Он попытался поцеловать меня, но, учитывая широкие рукава моего платья, кружевную накидку, толчки и рывки портшеза, ему удалось лишь клюнуть меня куда-то возле уха.
– Будь я королем, то запретил бы эти штуки, – пожаловался Шарль.
Я рассмеялась.
– Король уже пытался, но в кои-то веки мы, придворные дамы, отказались ему повиноваться. Вскоре наши fontanges будут высотой не меньше трех футов!
– Мне придется распорядиться, чтобы столяры Сюрвилье как можно скорее начали реконструкцию старого замка. Не могу же я допустить, чтобы моя жена ударялась головой о каждую притолоку.
– Мне нравится, как ты это говоришь. Скажи еще раз.
Он вопросительно приподнял черную бровь.
– Ударялась о каждую притолоку?
Я игриво стукнула его веером.
– Нет! Я имею в виду, когда ты называешь меня «женой».
– Ах, вот оно что. Значит, тебе это нравится? – И он придвинулся ближе, обнимая меня за талию и шепча на ухо: – Моя жена. Моя жена.

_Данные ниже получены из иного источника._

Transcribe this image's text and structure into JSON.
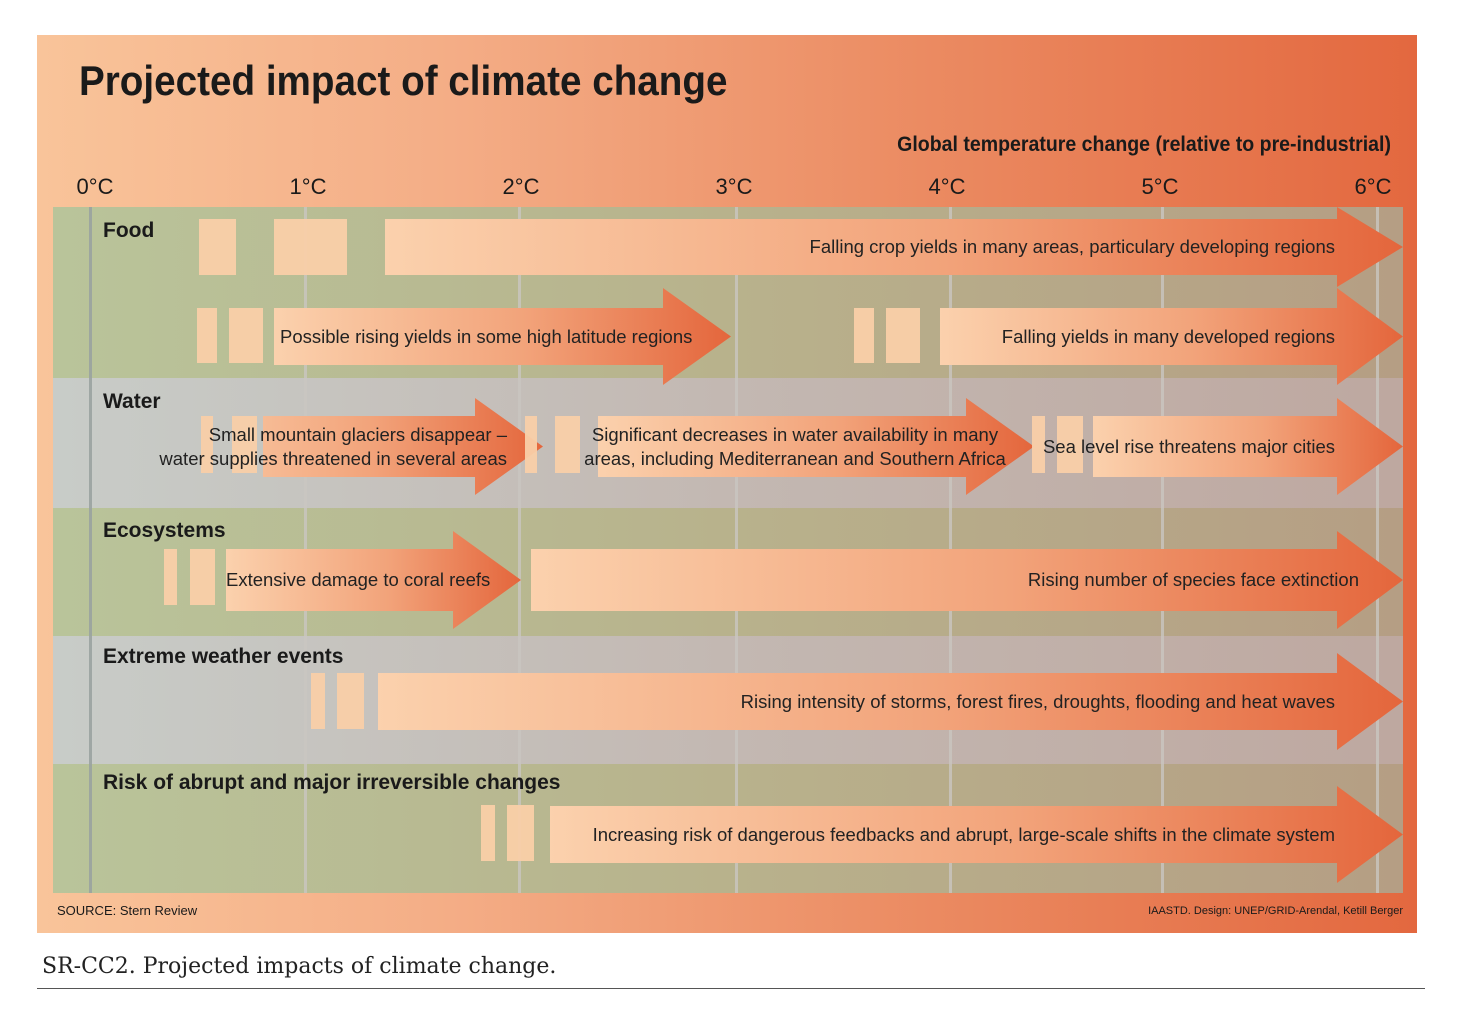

Весь мой вид говорил о том, что я млею и таю. Он потеребил мне мочку уха губами, а потом поцеловал в жилку на виске.
– Прости, что так получилось с моим отцом, – сказал он. – Ты не поверишь, но он до сих пор отказывается дать нам разрешение!
– Прошел уже почти год, – сказала я. – Как он может отказывать, когда сам король благословил нас?
– Он – упрямый старый козел.
– Может быть, тебе стоило съездить домой на Рождество, как он и хотел.
– Я сказал ему, что приеду домой только тогда, когда смогу привезти с собой жену, которую выберу сам, и не намерен отказываться от своих слов.
– Ну и кто из вас упрямый старый козел? – насмешливо поинтересовалась я.
– Он должен понять, что я – взрослый мужчина и не позволю бранить и попрекать меня, как несмышленыша. – Шарль упрямо выпятил челюсть. Я погладила его по лицу рукой в перчатке.
– Быть может, если бы ты поехал домой на Рождество, то смог бы поговорить с ним и убедить в своей правоте.
– С моим отцом разговаривать бесполезно. Он всегда стоит на своем до конца.
Я вздохнула.
– И что же мы будем делать?
– Нам придется дождаться, когда мне исполнится двадцать пять.
– И когда это будет, мой маленький? – насмешливо поинтересовалась я, хотя и сама прекрасно знала, когда это случится. Двенадцать лет разницы между нами не давали мне покоя, и я постоянно грызла себя, словно собака украденную сахарную косточку.
– Не раньше апреля, – угрюмо откликнулся он.
– О, это не очень долго. Я боялась, что ты скажешь: «Через пять лет!»
– Я не настолько юн!
– Зато у тебя такое милое детское личико, – ласково проворковала я.
Он зажал меня в углу портшеза и принялся тискать мои груди своими сильными руками.
– При первой же возможности я покажу тебе, что давно уже стал мужчиной!
– Жду не дождусь, – сказала я и поцеловала его в уголок губ, а потом медленно прошлась до уха.